GFNOrg / diffusion-finetuning

13 stars 0 forks source link

[About inverse_diffusion conditional generation] #1

Open junmokane opened 1 month ago

junmokane commented 1 month ago

Hi. Thanks for the great work.

While reading the code, I couldn't find the function that takes class label and generate corresponding image in GFlowNet finetuned posterior model (p(x|c)). I noticed that in posterior baselines (DPS, LGD-MC), I could see that it takes class label as condition, and generate samples by applying classifier guidance (R(c,x)) to prior model (p(x)) in the code.

I found that there is something in langevin dynamics model that takes finetune_class, but I'm not sure how this is working. Could you elaborate more on this part? Sorry if I understood anything wrong.

Also, could you explain how the sampling works? It seems to be using classifier guidance for conditional sampling, while using this classifier guidance from GFN fine-tuned posterior seems new to me (Or is this a new thing? just wondering).
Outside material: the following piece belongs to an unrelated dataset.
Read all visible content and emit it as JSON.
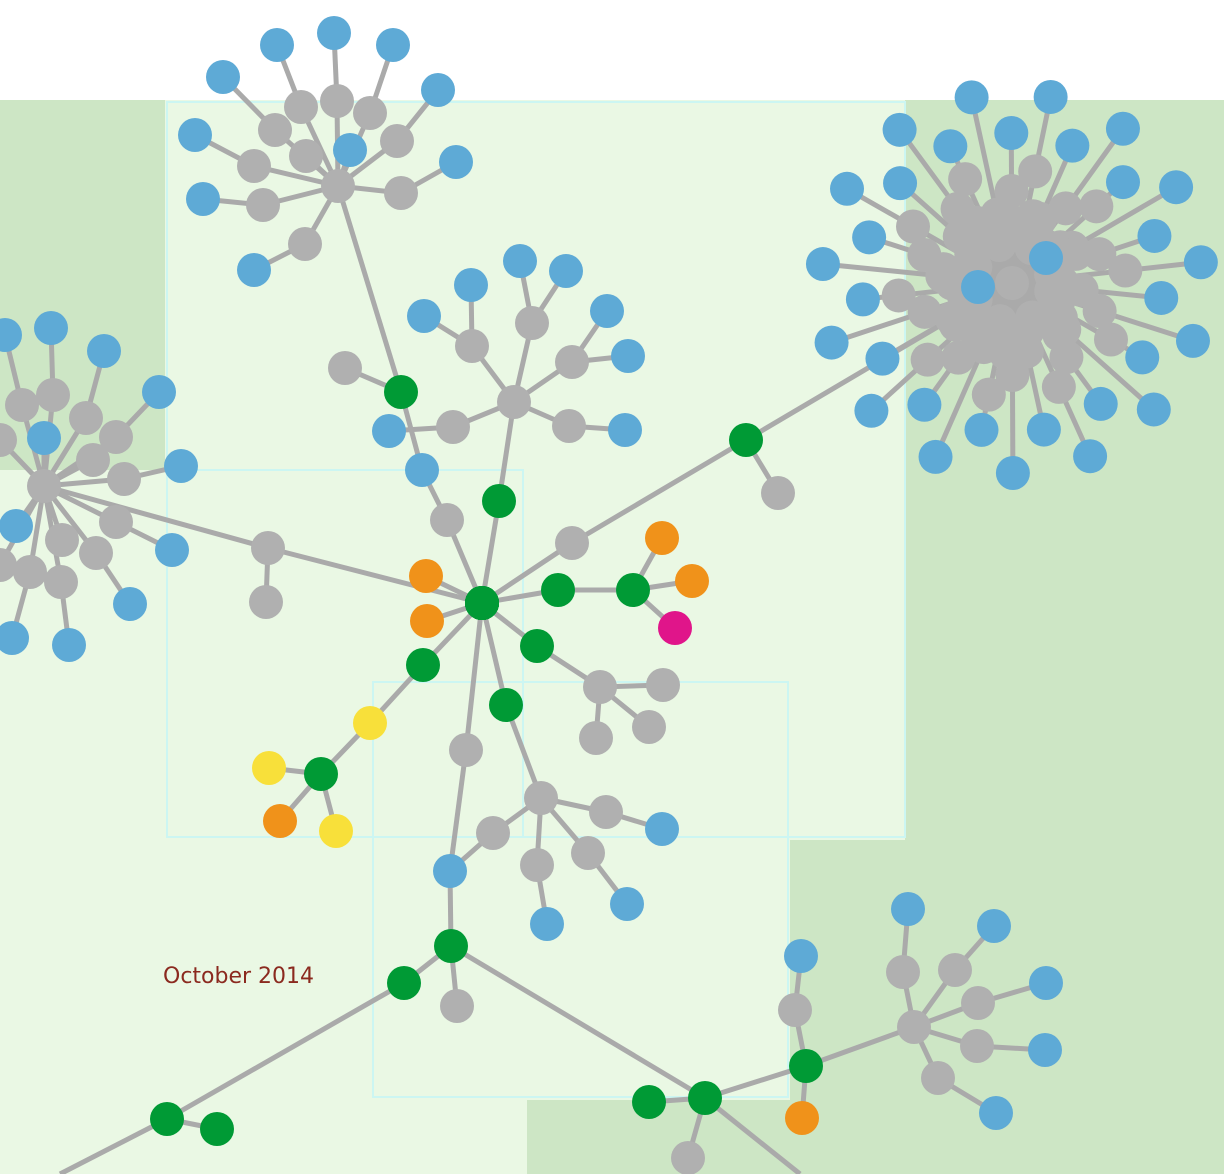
{
  "caption": "October 2014"
}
Because in previous works (ADM, DPS, LGD-MC) mentioned in the paper, they approximate the posterior without any additional training (As far as I understand). In RTB, it additionally fine-tunes diffusion prior p(x) with LoRA to approximate p(x|c) (propto p(c|x)p(x)). While the model does not take class label as input when sampling. Could you elaborate on this part? Please correct me if I'm wrong. Thanks.

lucascimeca commented 1 month ago

Hi,

In the published repo (and corresponding paper), the sampling is "conditional" only in the sense that we condition the posterior by a constraint (as given by r(x)) which allows us to finetune a posterior over a (set of) class(es). In that regard, the code in the "Inverse_diffusion" repo won't have any class-dependent conditional logic, and each task requires finetuning the model (i.e. we finetune a different LoRA adapter p(x|c) for each c we consider)).
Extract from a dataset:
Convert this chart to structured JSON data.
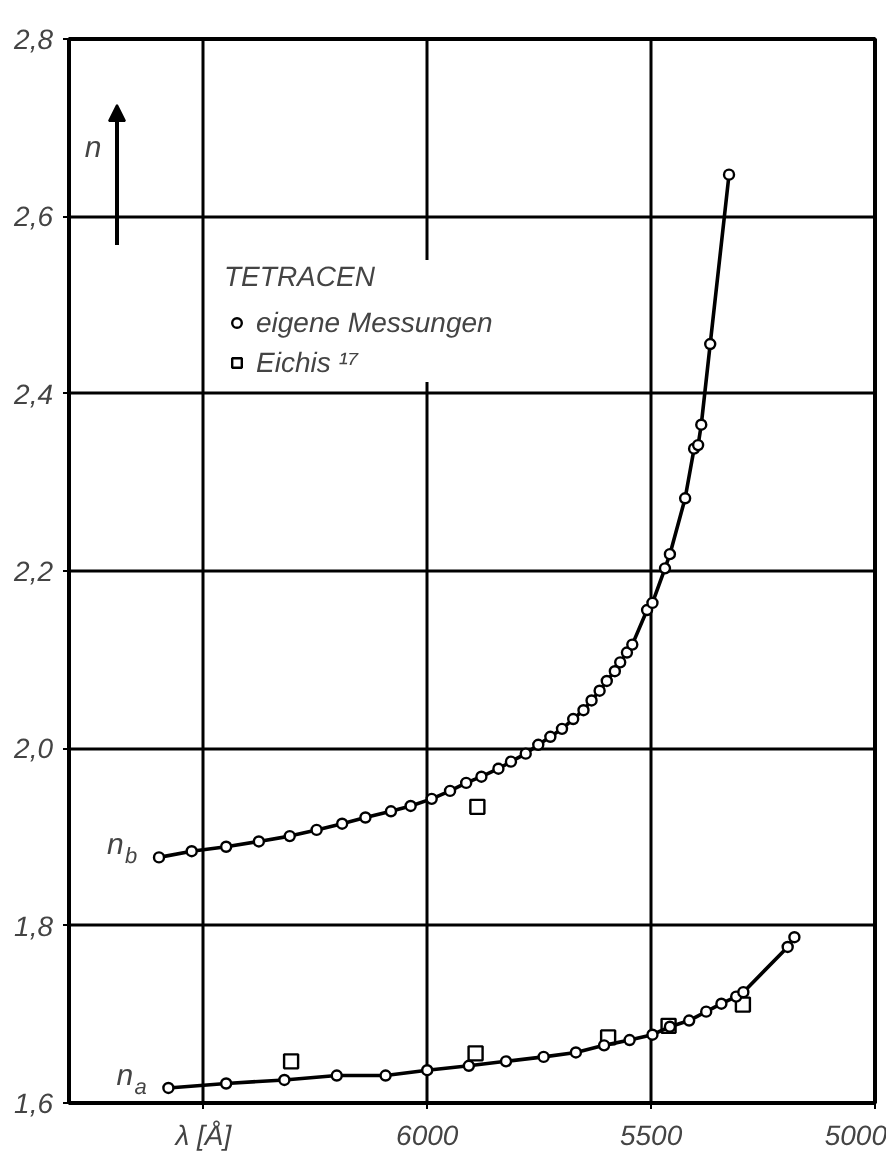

The "finetune_class" referred to in the code is handled by a list of output logit indices for the classifier of the dataset under scrutiny. The logic in the code will use those indices to extract the classifier output and use it for our reward (r(x)). According to this, the diffusion model can be finetuned with RTB to sample proportionally to our reward, thus prioritizing the classes as specified by the finetune_class.

For the RTB case, once the LoRA weights of a pre-trained model are trained, we can achieve sampling by DDPM or any compatible sampling strategy. As you mentioned, in the code for the DPS-like methods, we perform sampling through classifier guidance directly. For the RTB case, instead, we finetune the model first, then sample from the finetuned model at the end. In the code sampling also happens while training/finetuning, to observe the posterior statistics. A few hundred iterations are typically sufficient for this. We observe the final samples to be unbiased and closer to the true posterior as detailed in the paper.